(CNN) — Media mogul Oprah Winfrey on Thursday celebrated the opening of a new National Museum of African American History exhibit honoring her legacy by encouraging others to forge their own legacies.
“The reason so many of us can’t move forward is because we’re cramped in a space too small to hold our spirit,” Winfrey told attendees at the museum’s inaugural Women’s E-3 Summit on Empowerment, Entrepreneurship, and Engagement. “You have to be in alignment with what it is you want to do.”
She called on attendees to “dream bigger, be better, and allow ourselves to move around fearlessly.”
Winfrey toured the exhibit — titled “Watching Oprah: The Oprah Winfrey Show and American Culture” — on Wednesday. During her keynote Thursday, she also recited Sojourner Truth’s now famous 1851 speech, “Ain’t I a Woman?”

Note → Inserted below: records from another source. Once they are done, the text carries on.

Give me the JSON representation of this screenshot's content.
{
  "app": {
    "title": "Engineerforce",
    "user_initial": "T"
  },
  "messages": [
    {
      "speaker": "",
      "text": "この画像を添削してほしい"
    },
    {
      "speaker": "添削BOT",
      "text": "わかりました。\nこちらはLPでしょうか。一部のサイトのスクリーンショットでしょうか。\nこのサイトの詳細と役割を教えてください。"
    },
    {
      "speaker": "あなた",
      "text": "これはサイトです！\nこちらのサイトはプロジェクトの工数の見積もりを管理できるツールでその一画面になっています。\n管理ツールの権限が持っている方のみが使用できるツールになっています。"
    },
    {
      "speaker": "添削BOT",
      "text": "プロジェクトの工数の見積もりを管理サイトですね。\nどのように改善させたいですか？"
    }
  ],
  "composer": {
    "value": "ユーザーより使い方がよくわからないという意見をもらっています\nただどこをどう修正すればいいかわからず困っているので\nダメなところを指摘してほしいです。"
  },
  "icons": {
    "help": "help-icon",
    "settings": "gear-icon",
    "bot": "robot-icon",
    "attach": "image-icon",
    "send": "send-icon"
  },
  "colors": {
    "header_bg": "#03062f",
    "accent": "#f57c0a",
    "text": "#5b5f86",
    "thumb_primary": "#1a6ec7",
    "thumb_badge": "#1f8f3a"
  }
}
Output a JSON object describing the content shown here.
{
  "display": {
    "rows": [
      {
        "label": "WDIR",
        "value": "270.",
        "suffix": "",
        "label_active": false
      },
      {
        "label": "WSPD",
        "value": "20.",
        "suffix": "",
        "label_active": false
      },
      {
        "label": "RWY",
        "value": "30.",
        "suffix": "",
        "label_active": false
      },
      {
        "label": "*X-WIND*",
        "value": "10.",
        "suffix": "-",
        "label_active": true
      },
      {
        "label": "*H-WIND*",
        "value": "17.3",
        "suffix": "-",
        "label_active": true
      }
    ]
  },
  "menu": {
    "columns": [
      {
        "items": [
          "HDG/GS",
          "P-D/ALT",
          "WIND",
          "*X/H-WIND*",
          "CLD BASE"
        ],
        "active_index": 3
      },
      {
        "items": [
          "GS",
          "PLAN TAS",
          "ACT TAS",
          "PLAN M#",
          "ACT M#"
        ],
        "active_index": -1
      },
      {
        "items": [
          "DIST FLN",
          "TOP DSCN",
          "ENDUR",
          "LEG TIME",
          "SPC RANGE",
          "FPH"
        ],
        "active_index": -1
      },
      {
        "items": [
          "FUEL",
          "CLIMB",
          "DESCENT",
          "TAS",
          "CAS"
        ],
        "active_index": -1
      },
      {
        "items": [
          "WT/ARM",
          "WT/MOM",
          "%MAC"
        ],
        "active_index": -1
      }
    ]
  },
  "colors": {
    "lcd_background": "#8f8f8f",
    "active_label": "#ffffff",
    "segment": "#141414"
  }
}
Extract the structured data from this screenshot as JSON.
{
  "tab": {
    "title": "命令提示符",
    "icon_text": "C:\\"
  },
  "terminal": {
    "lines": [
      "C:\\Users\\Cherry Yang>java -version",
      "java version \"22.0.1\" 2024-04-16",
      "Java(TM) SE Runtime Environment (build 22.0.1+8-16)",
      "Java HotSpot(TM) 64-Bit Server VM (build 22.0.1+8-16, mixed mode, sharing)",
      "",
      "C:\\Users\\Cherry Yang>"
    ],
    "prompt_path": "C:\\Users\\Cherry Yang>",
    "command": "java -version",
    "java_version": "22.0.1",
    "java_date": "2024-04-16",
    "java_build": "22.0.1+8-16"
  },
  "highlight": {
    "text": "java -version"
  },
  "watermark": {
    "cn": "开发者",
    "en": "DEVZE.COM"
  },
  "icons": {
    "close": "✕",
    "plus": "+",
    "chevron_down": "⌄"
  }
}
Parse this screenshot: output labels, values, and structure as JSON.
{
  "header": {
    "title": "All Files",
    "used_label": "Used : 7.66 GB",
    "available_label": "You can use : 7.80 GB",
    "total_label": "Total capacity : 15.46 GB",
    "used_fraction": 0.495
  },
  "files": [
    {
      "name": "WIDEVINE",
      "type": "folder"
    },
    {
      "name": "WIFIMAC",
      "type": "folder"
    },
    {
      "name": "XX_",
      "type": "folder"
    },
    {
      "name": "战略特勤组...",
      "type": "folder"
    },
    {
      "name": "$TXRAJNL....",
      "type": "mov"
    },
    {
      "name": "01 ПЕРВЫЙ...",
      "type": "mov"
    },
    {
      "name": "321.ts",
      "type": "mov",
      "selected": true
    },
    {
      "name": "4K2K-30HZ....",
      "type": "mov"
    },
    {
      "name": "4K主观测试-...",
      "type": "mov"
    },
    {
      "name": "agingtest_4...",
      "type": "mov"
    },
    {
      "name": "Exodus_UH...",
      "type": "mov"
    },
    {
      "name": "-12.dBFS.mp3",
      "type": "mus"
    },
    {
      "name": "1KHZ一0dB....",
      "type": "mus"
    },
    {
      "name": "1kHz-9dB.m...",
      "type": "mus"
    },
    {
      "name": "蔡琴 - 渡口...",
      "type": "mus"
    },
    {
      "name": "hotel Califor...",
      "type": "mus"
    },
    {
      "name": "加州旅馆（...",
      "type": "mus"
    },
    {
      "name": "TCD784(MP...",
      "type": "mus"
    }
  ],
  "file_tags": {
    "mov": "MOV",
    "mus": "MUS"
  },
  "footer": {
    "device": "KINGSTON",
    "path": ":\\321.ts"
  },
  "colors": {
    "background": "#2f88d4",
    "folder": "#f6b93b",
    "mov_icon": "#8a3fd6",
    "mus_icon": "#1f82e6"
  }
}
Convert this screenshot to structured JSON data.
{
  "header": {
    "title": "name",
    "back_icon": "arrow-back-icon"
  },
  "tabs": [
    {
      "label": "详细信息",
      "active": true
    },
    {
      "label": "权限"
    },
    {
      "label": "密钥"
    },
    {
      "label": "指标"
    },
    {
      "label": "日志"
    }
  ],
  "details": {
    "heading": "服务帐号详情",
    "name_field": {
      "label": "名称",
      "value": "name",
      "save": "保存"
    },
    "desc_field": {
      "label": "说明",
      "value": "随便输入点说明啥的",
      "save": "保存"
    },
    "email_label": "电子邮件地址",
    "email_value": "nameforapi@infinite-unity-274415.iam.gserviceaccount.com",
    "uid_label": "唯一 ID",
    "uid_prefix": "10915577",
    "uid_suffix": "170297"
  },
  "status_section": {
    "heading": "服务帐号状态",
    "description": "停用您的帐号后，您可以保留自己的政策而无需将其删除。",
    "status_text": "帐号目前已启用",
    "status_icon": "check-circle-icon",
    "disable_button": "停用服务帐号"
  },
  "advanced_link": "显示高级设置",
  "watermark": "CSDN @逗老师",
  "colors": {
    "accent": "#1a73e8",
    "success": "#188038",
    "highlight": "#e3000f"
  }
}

“This question is at the heart of black women’s experience,” she said. “It’s been difficult for us to be heard, but not anymore, because we have the National Museum of African American History. I’m here to tell you that its very creation, its very existence, it being here screams ‘hear me, hear me now.'”
The talk show host, actress and philanthropist sparked buzz about a potential presidency with her rousing Cecil B. DeMille Award acceptance speech during the Golden Globes.
However, she has repeatedly ruled out a presidential run. In an interview with CNN’s Van Jones on “The Van Jones Show” in March, Winfrey said the bid for the presidency wasn’t for her. However, she said “the noise about running for president moved me so humbly and deeply.”
President Donald Trump in March mocked Winfrey publicly at a campaign rally, telling the crowd she was the person he’d most like to run against in 2020 because he knows “her weakness” and predicting that a presidential campaign “would be a painful experience for her.”
The National Museum of African American History’s Oprah exhibit opens Friday and runs through June 2019.